Na contemporaneidade, a ocupação do espaço urbano brasileiro pode ser verificada na assertiva de que:

O espaço de uma grande cidade capitalista constitui-se, em um primeiro momento de sua apreensão, no conjunto de diferentes usos da terra justapostos entre si. Tais usos definem áreas, como o centro da cidade, local de concentração de atividades comerciais, de serviços e de gestão; áreas industriais; áreas residenciais distintas em termos de forma e conteúdo social, de lazer e, entre outras, aquelas de reserva para futura expansão. Este complexo conjunto de usos da terra é, em realidade, a organização espacial da cidade ou, simplesmente, o espaço urbano, que aparece assim como espaço fragmentado. (CORRÊA, apud SANTOS, 2008, p.180).

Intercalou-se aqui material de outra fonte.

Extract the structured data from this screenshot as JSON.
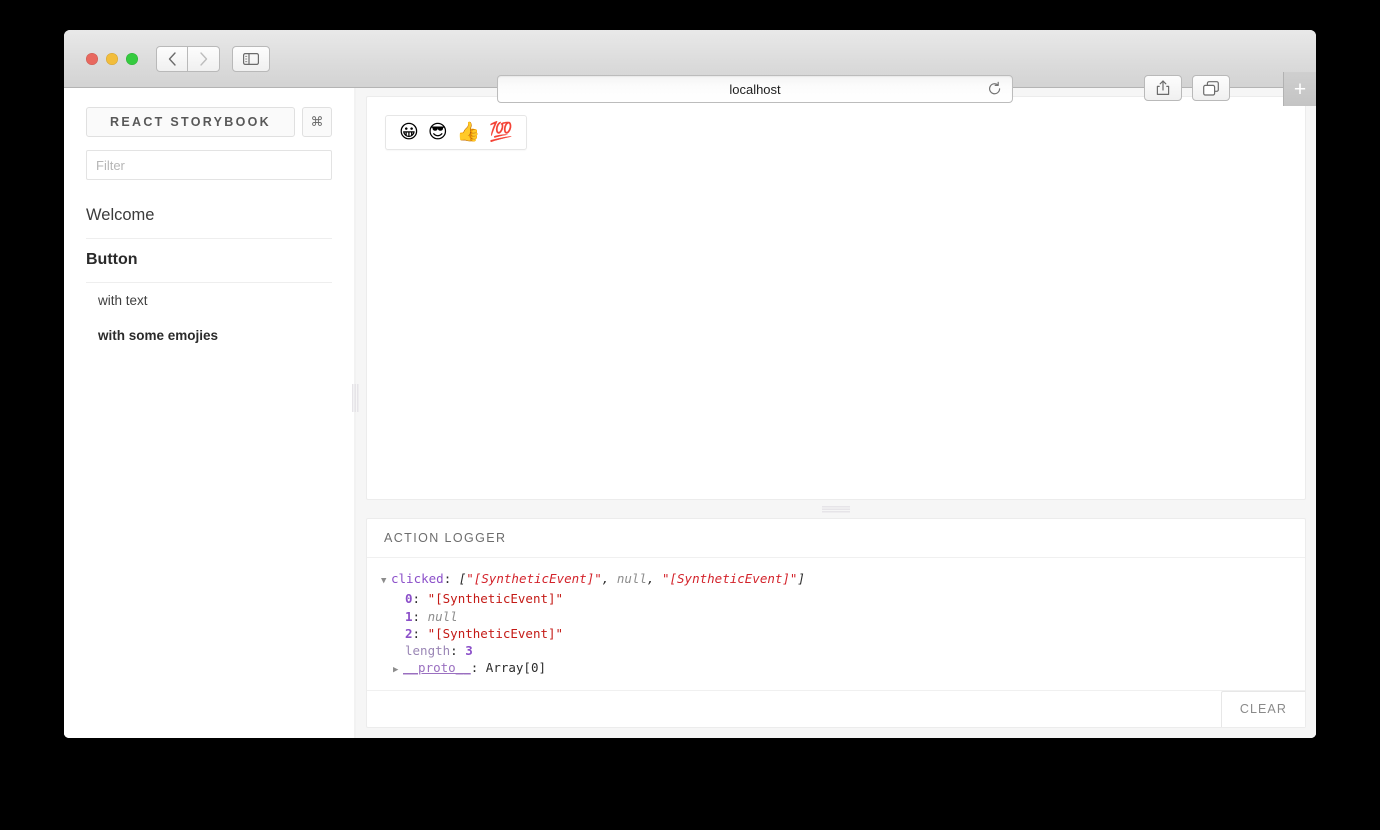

Destaca-se que o espaço urbano brasileiro é ocupado de maneira tal que é possível identificar a atuação nesse conforme interesses e funcionalidades: o

desenvolvimento do comércio a partir de sua concentração no centro para circulação e consumo mais favoráveis; as áreas residenciais e de lazer são mais afastadas do centro, porém estruturadas de acordo com o nível econômico da população que habita nelas. E ainda, os espaços considerados de circulação e uso público (ruas, calçadas, praças, etc.) facilitam seu usufruto e o acesso de um lugar a outro. O espaço urbano – considerado como espaço fragmentado – possui em sua organização a finalidade econômica, restringindo o acesso de determinados espaços apenas àqueles que possuem condições para “circular” nele. Dessa forma, a condição econômica é o que possibilitará a presença das pessoas nos espaços mais favoráveis existentes nas cidades, produzindo aí também uma segregação socioespacial.

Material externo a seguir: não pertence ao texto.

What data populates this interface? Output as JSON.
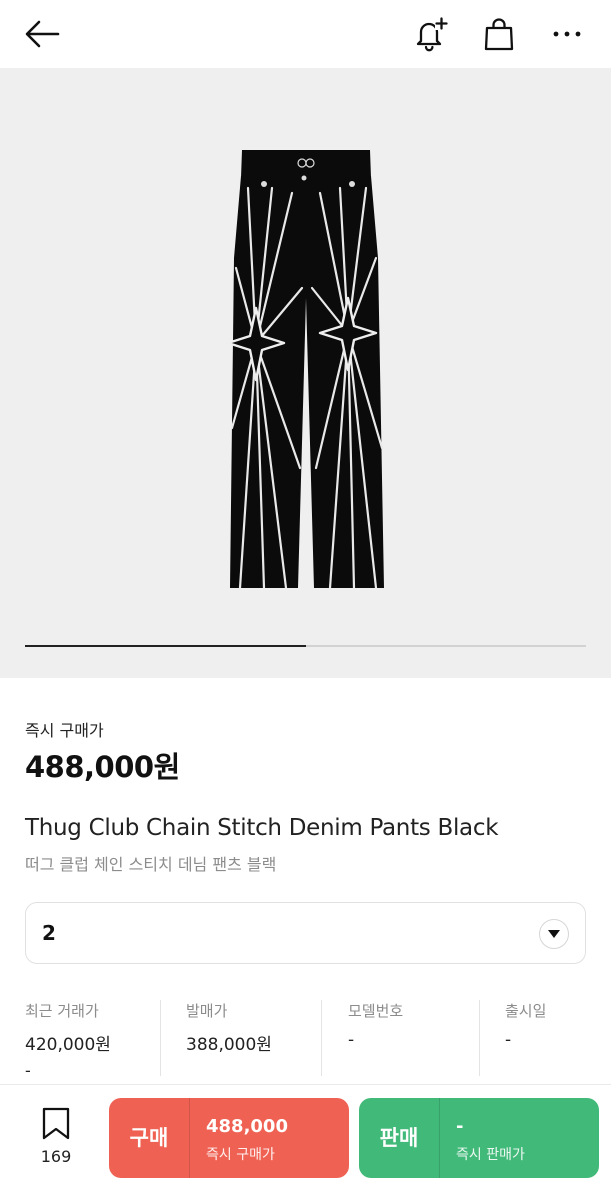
{
  "icons": {
    "back": "arrow-left-icon",
    "notify": "bell-plus-icon",
    "cart": "shopping-bag-icon",
    "more": "more-dots-icon",
    "select": "triangle-down-icon",
    "wishlist": "bookmark-icon"
  },
  "image": {
    "slide_progress": 0.5
  },
  "product": {
    "instant_price_label": "즉시 구매가",
    "instant_price": "488,000원",
    "name_en": "Thug Club Chain Stitch Denim Pants Black",
    "name_ko": "떠그 클럽 체인 스티치 데님 팬츠 블랙"
  },
  "size_select": {
    "value": "2"
  },
  "stats": [
    {
      "label": "최근 거래가",
      "value": "420,000원",
      "sub": "-"
    },
    {
      "label": "발매가",
      "value": "388,000원",
      "sub": ""
    },
    {
      "label": "모델번호",
      "value": "-",
      "sub": ""
    },
    {
      "label": "출시일",
      "value": "-",
      "sub": ""
    }
  ],
  "bottom": {
    "wish_count": "169",
    "buy": {
      "label": "구매",
      "price": "488,000",
      "sub": "즉시 구매가"
    },
    "sell": {
      "label": "판매",
      "price": "-",
      "sub": "즉시 판매가"
    }
  },
  "colors": {
    "buy": "#ef6253",
    "sell": "#41b979",
    "image_bg": "#efefef"
  }
}
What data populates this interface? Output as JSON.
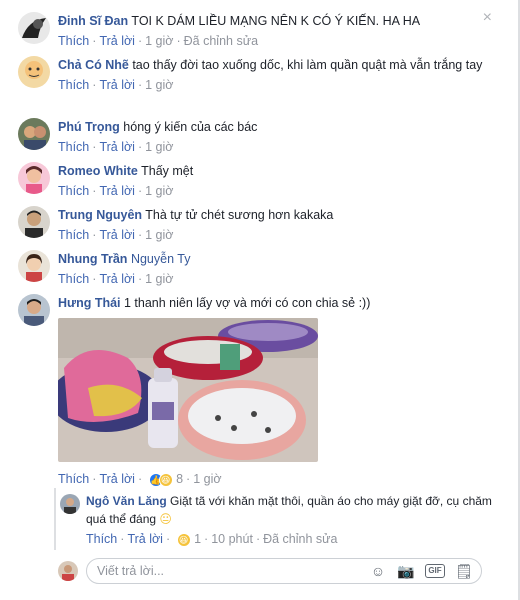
{
  "ui": {
    "like": "Thích",
    "reply": "Trả lời",
    "edited": "Đã chỉnh sửa",
    "close_icon": "×"
  },
  "comments": [
    {
      "name": "Đinh Sĩ Đan",
      "text": " TOI K DÁM LIỀU MẠNG NÊN K CÓ Ý KIẾN. HA HA",
      "time": "1 giờ",
      "edited": true
    },
    {
      "name": "Chả Có Nhẽ",
      "text": " tao thấy đời tao xuống dốc, khi làm quần quật mà vẫn trắng tay",
      "time": "1 giờ"
    },
    {
      "name": "Phú Trọng",
      "text": " hóng ý kiến của các bác",
      "time": "1 giờ"
    },
    {
      "name": "Romeo White",
      "text": " Thấy mệt",
      "time": "1 giờ"
    },
    {
      "name": "Trung Nguyên",
      "text": " Thà tự tử chét sương hơn kakaka",
      "time": "1 giờ"
    },
    {
      "name": "Nhung Trần",
      "text": "Nguyễn Ty",
      "time": "1 giờ"
    },
    {
      "name": "Hưng Thái",
      "text": " 1 thanh niên lấy vợ và mới có con chia sẻ :))",
      "time": "1 giờ",
      "reaction_count": "8"
    }
  ],
  "reply": {
    "name": "Ngô Văn Lăng",
    "text": " Giặt tã với khăn mặt thôi, quần áo cho máy giặt đỡ, cụ chăm quá thể đáng ",
    "time": "10 phút",
    "reaction_count": "1",
    "edited": true
  },
  "composer": {
    "placeholder": "Viết trả lời..."
  },
  "colors": {
    "link": "#365899",
    "action": "#4267b2",
    "meta": "#90949c",
    "border": "#dddfe2"
  }
}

Nesse movimento, faz-se menção à formação das chamadas favelas, não se tratando de um fenômeno recente e se agravando na atualidade. Afirma-se que “[...] é na produção da favela, em terrenos públicos ou privados invadidos, que os grupos sociais excluídos tornam-se, efetivamente, agentes modeladores, produzindo seu próprio espaço [...]” (CORREIA, 1989, p.30). Essa ocupação, que inúmeras vezes se dá em locais considerados inadequados para qualquer construção, como nas encostas, por exemplo, é mais uma forma de buscar sobrevivência no meio urbano. Denota-se, dessa forma, que “[...] a exclusão e uma sociedade concentradora de renda serão as marcas de um processo de urbanização brasileiro, onde os olhos dos investimentos estão voltados somente para o capital imobiliário” (BOTEGA, 2007, p.66).

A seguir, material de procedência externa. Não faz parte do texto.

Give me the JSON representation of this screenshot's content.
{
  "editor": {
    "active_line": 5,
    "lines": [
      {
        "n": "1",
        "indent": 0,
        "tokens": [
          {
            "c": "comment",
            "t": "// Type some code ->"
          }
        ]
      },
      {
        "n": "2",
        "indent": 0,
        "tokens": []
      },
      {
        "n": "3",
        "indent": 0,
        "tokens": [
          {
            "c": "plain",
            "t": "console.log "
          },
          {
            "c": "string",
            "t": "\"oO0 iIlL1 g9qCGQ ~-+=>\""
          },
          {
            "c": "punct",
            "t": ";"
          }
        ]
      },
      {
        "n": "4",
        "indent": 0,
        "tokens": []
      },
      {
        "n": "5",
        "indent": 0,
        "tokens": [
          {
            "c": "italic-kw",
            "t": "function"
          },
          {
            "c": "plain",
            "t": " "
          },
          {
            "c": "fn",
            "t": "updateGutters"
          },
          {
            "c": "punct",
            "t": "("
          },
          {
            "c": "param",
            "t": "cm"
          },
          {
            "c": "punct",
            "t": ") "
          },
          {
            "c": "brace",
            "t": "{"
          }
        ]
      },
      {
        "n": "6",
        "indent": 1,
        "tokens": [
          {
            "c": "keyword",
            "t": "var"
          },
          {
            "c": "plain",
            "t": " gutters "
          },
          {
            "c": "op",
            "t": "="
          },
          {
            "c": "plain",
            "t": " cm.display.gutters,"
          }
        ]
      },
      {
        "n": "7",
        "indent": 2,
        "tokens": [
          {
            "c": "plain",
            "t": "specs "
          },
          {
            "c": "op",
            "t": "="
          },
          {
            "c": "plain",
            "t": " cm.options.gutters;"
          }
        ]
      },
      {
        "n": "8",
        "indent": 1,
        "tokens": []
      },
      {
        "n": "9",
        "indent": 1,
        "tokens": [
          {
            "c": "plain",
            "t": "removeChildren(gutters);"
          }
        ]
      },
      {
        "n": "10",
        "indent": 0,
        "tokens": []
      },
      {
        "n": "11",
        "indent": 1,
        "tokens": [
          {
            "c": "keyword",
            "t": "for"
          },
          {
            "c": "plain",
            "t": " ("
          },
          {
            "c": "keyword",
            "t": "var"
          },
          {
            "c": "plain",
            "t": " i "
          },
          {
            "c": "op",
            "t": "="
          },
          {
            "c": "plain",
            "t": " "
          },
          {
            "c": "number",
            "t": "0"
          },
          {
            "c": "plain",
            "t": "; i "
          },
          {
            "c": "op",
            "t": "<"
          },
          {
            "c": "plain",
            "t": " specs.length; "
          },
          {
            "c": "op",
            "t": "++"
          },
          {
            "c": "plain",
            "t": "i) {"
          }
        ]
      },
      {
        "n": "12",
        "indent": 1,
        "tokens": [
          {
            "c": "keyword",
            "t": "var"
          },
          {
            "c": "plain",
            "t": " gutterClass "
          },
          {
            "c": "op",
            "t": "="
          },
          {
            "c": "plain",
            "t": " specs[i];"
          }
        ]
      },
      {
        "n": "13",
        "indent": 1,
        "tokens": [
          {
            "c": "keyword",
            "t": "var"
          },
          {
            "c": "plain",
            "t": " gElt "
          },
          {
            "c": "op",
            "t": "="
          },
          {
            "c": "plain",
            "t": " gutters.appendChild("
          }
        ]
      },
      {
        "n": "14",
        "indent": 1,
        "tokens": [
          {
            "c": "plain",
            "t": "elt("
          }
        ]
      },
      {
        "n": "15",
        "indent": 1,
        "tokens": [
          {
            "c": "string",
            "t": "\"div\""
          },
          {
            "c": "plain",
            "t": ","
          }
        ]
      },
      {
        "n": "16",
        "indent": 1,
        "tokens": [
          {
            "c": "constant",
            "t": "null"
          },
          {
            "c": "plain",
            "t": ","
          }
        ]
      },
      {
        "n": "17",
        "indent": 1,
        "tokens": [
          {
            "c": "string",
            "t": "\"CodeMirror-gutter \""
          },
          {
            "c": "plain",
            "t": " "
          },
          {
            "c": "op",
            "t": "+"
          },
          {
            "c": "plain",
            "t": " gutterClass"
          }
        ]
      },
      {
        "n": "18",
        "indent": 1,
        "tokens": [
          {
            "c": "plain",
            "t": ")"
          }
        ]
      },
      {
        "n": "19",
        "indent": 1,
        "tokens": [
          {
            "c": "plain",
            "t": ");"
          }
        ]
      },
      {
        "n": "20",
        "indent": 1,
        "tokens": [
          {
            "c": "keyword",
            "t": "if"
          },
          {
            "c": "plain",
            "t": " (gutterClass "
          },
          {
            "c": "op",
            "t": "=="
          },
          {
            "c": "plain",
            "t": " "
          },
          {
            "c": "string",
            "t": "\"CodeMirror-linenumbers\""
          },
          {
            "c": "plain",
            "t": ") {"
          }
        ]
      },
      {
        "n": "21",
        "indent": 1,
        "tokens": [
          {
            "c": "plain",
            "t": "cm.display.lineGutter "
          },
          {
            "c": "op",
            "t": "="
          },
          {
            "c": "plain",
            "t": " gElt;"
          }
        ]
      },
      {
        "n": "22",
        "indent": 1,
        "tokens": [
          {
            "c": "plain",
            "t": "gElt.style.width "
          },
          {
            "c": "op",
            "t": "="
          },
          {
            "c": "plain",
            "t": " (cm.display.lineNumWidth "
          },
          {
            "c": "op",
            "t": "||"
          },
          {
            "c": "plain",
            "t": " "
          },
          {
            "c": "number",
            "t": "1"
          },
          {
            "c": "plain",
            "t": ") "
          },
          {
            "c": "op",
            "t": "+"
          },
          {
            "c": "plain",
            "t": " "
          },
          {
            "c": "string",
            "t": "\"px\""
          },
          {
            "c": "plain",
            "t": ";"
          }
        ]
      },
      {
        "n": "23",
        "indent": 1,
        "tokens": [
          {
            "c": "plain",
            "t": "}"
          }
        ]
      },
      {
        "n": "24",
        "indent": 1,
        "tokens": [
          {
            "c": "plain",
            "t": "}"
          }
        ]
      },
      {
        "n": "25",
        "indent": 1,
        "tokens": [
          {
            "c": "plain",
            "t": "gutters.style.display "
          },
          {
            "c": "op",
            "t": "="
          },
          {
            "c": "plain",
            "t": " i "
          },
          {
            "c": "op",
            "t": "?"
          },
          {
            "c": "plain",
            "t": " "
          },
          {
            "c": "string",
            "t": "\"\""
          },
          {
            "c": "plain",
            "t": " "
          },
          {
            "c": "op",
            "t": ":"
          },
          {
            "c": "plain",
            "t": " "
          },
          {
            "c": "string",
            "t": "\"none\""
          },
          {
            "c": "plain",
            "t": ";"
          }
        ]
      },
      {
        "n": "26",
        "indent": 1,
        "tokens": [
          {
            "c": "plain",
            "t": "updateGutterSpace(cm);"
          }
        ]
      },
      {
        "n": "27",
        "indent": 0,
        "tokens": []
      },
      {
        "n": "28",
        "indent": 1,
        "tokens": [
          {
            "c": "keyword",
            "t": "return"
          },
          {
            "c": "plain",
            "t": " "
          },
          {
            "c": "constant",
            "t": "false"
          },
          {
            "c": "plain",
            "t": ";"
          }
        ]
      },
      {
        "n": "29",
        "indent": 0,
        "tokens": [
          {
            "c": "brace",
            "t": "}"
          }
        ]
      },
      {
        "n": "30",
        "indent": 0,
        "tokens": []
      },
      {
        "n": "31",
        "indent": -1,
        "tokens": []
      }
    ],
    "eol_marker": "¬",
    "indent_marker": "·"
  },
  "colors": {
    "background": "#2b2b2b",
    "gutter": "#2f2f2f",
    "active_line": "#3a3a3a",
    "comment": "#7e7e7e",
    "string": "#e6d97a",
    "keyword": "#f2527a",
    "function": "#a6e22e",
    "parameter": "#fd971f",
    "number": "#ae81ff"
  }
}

Por isso, o espaço urbano “[...] expressa muito mais que uma simples localização e arranjo de lugares; expressa um modo de vida” (CAVALCANTI apud SANTOS, 2008, p.181). Sendo assim, até mesmo o pertencimento social, ainda que seja a uma classe social considerada inferior em termos de aquisição econômica, será determinado a partir de seu pertencimento a um espaço ocupado, mesmo sendo um local onde se encontre uma situação degradante para uma acomodação. A distribuição da população nos espaços urbanos expressa, portanto, o contexto de desigualdades a que a sociedade está submetida dentro da dinâmica capitalista, sobretudo na economia brasileira. Também as mazelas existentes como consequência desse fato não se encontram somente em um espaço ou em outro, mas no contexto social do país como um todo, onde “o Brasil está estampado em suas cidades” (SANTOS, 2008, p.185). Dessa maneira, observar a realidade de um dado espaço urbano torna-se relevante como forma de conhecer mais de perto o contexto sob o qual o país está em movimento.